House expected to swat away Louie Gohmert effort to ‘ban’ Democratic Party

A push by Rep. Louie Gohmert to “ban” the Democratic Party and pressure party leaders to change its name over past support for slavery and racist policies is likely to be rejected in the Democratic majority in the House on Monday.

Gohmert, a Texas Republican, introduced a resolution Thursday that would prohibit anything that “names, symbolizes or mentions any political organization or party that has ever held a public position that supported slavery or the Confederacy.”

His resolution, which he read on the House floor, included several examples of Democrats obstructing civil rights legislation or pushing racist policies. That included President Woodrow Wilson reinstating segregation in the federal workforce just over a century ago and the Ku Klux Klan’s attendance at the 1924 Democratic National Convention.

The resolution was co-sponsored by Republican Reps. Andy Biggs of Arizona, Andy Harris of Maryland, Jody Hice of Georgia, and Randy Weber of Texas. According to Biggs, all of the lawmakers involved expected Democrats to table the resolution immediately.

“Even though in some respects you say, ‘Oh, that sounds like tongue in cheek,’ Biggs told the Washington Examiner, “everything in there is factual. And it’s kind of been swept under the rug by our Democrat friends for generations. And they haven’t wanted to face their legacy.”

Segregationist senators and House members through the 1960s, were almost all Democrats. However, it was the ascendant liberal wing of the Democratic Party that pushed through civil rights legislation — with considerable help from Republicans, in the minority in the House and Senate. Most notably the Civil Rights Act of 1964 and Voting Rights Act of 1965.

Gohmert’s resolution comes amid national reconsideration of Confederate monuments and symbols. Mississippi recently initiated a change of its flag to get red of the Confederate insignia. And in the halls of Congress, Republicans and Democrats on July 22 voted overwhelmingly to banish the statues of former Confederate Gen. Robert E. Lee and 15 other figures on display inside the U.S. Capitol that are deemed racially insensitive.

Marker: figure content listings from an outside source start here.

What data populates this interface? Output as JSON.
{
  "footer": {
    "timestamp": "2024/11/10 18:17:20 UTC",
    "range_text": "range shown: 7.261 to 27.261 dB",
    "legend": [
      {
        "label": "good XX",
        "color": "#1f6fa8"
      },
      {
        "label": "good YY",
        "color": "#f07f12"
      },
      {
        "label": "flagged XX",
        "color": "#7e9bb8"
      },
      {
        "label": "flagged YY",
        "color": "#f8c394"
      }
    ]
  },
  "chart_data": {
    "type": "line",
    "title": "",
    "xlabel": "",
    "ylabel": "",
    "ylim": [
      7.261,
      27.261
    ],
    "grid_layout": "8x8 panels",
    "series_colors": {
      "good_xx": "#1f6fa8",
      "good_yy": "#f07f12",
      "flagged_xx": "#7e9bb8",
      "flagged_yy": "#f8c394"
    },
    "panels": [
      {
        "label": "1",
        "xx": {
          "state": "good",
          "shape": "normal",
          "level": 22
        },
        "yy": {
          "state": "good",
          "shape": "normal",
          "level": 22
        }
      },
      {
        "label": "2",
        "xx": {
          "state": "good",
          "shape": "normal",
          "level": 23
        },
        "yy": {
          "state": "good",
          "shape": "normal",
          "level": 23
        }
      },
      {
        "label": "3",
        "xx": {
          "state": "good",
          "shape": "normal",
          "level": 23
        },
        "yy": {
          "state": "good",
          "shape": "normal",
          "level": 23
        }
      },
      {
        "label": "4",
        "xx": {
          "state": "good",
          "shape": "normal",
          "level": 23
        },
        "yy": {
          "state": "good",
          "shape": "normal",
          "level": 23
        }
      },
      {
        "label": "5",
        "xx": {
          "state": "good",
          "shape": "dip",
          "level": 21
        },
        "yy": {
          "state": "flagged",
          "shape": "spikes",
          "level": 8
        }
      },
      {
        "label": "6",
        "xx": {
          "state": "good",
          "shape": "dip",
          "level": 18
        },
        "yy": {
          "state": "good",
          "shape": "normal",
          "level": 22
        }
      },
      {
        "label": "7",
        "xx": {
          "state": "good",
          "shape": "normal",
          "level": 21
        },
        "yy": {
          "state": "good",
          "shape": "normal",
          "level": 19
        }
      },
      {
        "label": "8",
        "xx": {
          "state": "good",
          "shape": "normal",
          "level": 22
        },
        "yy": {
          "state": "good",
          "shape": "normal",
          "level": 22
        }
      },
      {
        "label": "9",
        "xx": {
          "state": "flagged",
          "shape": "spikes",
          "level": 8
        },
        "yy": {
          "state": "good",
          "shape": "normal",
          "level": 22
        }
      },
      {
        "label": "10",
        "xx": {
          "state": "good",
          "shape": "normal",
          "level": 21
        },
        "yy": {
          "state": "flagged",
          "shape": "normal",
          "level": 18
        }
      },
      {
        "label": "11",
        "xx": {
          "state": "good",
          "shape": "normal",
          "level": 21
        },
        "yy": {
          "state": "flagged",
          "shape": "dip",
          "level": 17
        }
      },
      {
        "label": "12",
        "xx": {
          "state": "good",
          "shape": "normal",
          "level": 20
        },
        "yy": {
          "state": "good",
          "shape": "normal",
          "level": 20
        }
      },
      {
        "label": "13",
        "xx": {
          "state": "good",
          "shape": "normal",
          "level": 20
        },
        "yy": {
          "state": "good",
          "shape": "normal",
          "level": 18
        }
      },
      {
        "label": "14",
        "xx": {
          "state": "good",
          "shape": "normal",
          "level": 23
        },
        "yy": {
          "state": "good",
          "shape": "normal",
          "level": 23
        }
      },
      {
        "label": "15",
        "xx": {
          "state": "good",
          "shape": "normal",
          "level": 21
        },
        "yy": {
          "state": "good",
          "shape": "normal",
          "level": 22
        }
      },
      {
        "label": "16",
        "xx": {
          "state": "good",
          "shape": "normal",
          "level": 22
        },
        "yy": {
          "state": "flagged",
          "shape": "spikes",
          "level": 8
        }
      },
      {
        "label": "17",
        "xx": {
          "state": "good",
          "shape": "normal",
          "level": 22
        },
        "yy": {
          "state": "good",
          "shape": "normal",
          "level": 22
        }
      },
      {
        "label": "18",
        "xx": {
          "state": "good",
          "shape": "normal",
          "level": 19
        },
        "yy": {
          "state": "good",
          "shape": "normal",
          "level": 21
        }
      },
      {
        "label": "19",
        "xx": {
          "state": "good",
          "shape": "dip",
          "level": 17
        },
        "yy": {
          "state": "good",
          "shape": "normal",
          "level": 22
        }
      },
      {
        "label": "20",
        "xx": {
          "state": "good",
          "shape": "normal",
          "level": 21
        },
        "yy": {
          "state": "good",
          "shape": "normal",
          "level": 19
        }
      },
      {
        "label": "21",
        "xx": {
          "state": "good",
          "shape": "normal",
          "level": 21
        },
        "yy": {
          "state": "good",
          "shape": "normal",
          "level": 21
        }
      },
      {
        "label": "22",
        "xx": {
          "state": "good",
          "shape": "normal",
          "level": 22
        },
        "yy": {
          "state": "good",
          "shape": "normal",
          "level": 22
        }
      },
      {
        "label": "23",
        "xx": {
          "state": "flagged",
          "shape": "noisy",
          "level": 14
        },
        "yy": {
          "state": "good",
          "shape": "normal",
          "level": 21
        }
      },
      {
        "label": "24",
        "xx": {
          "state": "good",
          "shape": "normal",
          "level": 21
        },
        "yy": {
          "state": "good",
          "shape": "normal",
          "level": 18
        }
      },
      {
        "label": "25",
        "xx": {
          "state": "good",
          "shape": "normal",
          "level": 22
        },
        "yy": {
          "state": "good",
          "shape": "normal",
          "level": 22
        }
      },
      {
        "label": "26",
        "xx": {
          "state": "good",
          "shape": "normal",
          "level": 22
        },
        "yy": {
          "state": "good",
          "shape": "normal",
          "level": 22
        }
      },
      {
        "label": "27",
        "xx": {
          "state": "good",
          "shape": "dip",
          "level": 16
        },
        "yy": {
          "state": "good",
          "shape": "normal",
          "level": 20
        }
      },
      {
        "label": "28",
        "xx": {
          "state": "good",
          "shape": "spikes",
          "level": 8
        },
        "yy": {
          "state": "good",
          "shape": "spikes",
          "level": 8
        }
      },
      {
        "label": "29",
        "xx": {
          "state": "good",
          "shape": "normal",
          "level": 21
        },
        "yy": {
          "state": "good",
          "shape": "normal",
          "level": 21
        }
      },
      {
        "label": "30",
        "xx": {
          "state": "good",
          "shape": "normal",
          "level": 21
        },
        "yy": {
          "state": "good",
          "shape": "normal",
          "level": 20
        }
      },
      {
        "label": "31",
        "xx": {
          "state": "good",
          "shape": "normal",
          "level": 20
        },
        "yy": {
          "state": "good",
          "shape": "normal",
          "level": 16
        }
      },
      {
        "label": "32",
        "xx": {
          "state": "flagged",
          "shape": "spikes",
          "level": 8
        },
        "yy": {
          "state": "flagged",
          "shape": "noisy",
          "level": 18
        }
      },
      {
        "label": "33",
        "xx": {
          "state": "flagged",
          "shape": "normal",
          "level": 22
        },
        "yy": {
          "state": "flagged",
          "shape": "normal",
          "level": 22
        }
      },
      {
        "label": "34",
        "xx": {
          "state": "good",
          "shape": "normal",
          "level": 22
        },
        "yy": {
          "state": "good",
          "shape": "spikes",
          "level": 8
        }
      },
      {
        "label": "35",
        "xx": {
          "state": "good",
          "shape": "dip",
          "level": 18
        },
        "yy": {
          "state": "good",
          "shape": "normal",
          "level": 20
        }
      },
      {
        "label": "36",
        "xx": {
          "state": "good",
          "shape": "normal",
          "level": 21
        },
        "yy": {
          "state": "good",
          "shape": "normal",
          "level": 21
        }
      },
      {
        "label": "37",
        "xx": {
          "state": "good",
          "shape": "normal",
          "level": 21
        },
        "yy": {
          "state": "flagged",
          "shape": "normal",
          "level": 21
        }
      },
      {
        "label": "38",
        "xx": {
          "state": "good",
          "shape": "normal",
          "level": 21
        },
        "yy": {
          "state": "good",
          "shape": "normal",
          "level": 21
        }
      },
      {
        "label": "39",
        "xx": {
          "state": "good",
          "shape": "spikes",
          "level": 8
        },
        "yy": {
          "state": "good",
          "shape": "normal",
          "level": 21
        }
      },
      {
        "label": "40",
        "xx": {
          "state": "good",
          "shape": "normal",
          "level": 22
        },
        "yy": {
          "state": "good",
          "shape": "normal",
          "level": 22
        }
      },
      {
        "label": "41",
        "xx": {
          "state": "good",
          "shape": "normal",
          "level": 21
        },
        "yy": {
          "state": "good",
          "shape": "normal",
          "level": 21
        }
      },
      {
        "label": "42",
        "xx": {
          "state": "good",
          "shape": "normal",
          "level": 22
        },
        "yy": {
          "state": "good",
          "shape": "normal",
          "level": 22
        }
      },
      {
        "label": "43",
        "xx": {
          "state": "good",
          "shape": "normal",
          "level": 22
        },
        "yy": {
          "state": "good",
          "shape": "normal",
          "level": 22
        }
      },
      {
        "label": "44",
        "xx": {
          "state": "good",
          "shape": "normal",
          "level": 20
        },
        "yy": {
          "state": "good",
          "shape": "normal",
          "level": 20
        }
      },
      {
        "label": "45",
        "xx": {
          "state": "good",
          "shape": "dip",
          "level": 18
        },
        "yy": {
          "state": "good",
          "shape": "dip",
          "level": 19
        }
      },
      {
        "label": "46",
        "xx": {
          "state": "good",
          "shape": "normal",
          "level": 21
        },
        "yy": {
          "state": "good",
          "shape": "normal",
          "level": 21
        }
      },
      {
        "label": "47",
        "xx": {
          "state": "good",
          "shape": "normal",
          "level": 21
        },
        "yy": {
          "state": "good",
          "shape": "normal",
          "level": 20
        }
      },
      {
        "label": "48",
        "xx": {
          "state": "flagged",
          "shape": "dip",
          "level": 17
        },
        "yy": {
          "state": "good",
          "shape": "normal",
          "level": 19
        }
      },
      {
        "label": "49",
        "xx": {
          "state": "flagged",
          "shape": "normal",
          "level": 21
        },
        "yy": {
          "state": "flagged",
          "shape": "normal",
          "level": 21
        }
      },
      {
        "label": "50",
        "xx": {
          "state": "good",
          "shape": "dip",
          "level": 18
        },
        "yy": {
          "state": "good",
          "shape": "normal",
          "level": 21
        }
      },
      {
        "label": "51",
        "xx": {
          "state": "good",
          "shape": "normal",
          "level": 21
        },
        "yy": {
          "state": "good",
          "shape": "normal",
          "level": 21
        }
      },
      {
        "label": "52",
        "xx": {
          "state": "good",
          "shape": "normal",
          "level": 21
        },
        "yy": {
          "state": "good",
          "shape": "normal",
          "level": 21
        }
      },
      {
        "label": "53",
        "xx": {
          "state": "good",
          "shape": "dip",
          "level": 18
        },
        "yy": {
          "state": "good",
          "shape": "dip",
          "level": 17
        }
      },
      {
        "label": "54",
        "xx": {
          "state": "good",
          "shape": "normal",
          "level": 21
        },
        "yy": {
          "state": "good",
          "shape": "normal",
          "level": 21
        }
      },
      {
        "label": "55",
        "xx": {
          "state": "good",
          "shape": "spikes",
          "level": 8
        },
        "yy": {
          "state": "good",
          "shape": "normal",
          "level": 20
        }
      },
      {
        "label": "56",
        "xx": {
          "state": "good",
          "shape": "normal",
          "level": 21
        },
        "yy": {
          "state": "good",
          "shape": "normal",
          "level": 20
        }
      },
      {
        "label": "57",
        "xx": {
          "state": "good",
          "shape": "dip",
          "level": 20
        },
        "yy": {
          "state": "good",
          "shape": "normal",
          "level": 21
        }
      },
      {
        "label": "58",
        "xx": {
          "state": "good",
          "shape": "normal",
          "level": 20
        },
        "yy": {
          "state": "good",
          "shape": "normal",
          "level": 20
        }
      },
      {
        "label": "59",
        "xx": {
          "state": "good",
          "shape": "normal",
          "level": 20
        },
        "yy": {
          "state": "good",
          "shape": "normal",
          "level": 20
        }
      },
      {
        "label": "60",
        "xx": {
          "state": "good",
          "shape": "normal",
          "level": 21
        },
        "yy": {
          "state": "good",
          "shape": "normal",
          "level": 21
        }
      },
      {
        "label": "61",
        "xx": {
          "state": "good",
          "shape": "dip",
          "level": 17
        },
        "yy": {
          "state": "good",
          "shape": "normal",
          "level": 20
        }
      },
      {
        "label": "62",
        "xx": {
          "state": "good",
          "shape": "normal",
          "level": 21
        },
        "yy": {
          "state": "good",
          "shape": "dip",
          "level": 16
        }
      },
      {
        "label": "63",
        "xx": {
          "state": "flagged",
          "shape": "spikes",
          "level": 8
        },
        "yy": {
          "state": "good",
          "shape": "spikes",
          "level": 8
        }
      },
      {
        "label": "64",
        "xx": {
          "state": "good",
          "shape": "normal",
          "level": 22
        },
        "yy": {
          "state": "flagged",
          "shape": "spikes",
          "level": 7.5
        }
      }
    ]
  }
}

Gohmert said of his resolution in a statement: “As outlined in the resolution, a great portion of the history of the Democratic Party is filled with racism and hatred. Since people are demanding we rid ourselves of the entities, symbols, and reminders of the repugnant aspects of our past, then the time has come for Democrats to acknowledge their party’s loathsome and bigoted past, and consider changing their party name to something that isn’t so blatantly and offensively tied to slavery, Jim Crow, discrimination, and the Ku Klux Klan.”